On Wednesday, September 25, the new version of a classic from the erotic cinema of the 1970s, Emmanuelle, will be released. In 1974, the film directed by Just Jaeckin attracted nine million viewers in France and nearly 50 million worldwide. It remained in theaters for ten years in a cinema in Paris, where tourists came to see the film.

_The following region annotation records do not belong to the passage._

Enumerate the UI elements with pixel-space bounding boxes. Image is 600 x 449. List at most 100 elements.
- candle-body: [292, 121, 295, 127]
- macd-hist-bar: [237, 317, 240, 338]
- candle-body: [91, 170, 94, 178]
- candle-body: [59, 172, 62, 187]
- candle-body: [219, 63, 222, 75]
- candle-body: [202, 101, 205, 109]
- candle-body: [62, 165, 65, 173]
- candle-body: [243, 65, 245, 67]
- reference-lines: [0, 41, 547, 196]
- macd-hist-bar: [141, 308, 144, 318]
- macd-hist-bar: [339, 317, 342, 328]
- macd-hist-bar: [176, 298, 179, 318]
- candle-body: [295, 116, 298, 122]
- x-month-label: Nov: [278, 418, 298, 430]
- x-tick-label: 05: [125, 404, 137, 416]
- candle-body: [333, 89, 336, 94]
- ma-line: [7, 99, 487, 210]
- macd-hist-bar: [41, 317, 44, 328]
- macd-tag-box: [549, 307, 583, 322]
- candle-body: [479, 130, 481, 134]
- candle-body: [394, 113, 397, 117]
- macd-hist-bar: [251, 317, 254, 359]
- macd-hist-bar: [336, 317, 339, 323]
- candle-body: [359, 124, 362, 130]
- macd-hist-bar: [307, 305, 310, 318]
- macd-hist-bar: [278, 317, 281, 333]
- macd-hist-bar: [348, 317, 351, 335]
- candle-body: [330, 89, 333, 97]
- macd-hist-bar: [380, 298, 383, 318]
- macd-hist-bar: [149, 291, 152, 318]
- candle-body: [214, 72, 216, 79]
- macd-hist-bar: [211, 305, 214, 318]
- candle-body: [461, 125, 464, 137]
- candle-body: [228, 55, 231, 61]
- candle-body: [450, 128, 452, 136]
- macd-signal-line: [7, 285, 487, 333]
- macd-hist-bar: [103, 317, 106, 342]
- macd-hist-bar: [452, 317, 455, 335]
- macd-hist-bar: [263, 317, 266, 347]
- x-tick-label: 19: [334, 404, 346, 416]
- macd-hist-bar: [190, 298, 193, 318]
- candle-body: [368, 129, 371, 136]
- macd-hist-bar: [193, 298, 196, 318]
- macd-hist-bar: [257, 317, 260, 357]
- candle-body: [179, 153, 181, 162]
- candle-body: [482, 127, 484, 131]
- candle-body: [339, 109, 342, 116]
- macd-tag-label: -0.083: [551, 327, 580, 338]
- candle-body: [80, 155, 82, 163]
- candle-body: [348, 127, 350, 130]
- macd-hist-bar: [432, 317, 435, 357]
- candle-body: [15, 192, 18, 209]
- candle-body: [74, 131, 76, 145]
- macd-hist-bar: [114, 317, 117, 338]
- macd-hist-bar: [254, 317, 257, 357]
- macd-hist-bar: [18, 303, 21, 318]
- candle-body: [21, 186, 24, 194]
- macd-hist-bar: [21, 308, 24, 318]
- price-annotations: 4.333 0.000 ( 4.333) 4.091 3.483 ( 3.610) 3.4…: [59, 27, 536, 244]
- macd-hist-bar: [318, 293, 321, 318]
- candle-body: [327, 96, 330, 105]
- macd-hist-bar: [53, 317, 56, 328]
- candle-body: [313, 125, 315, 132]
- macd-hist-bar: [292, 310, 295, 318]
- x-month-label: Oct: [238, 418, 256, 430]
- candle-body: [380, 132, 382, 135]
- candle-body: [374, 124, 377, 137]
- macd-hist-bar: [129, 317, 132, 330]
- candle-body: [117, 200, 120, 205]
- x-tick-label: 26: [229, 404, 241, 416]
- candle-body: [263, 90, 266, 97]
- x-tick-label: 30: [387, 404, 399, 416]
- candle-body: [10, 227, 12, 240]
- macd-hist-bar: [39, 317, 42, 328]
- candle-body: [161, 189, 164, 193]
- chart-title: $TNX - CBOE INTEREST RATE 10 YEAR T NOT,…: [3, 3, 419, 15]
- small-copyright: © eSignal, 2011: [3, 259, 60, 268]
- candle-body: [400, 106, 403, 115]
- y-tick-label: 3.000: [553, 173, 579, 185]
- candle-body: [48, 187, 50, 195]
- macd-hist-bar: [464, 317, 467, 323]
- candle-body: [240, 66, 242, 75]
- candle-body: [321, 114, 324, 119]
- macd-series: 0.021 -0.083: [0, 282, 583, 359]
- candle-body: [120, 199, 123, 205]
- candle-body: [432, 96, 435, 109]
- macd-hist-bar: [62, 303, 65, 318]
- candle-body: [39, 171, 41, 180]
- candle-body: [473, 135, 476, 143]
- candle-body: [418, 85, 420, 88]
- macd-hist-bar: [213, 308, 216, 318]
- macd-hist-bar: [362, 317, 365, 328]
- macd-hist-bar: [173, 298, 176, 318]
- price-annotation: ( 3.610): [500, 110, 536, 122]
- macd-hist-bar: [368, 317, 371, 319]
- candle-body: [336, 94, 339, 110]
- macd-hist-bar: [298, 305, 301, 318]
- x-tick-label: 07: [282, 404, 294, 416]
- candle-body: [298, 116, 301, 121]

The story told how the wife of a diplomat discovered the joys of exotic sex while joining her husband in Bangkok. The actress, Sylvia Kristel, became a star and went on to star in a series of sequels. Fifty years later, the film by Audrey Diwan has little in common with the original.
The director returned to the original book, published in 1959 by Emmanuelle Arsan, which became a pre-feminist phenomenon before May 1968. The 1974 film portrayed Emmanuelle as an object of pleasure offered to men. In the new film, she is portrayed as an independent young woman working in luxury hospitality who decides to search for a sexual pleasure she is unable to feel.
“My project was to make a clean break with the past,” said Audrey Diwan, the director. In 2024, Noémie Merlant embodies the new Emmanuelle. Since the first film in 1974, eroticism has given way to pornography accessible to all.
The Emmanuelle of 2024 is a post-#MeToo film that does not offer thrills. The overall tone is sometimes a bit cerebral and keeps the viewer at a distance. Audrey Diwan delivers a film with a troubling aesthetic, supported by an impressive actress, with a necessary discourse on this territory often unexplored by men: female pleasure.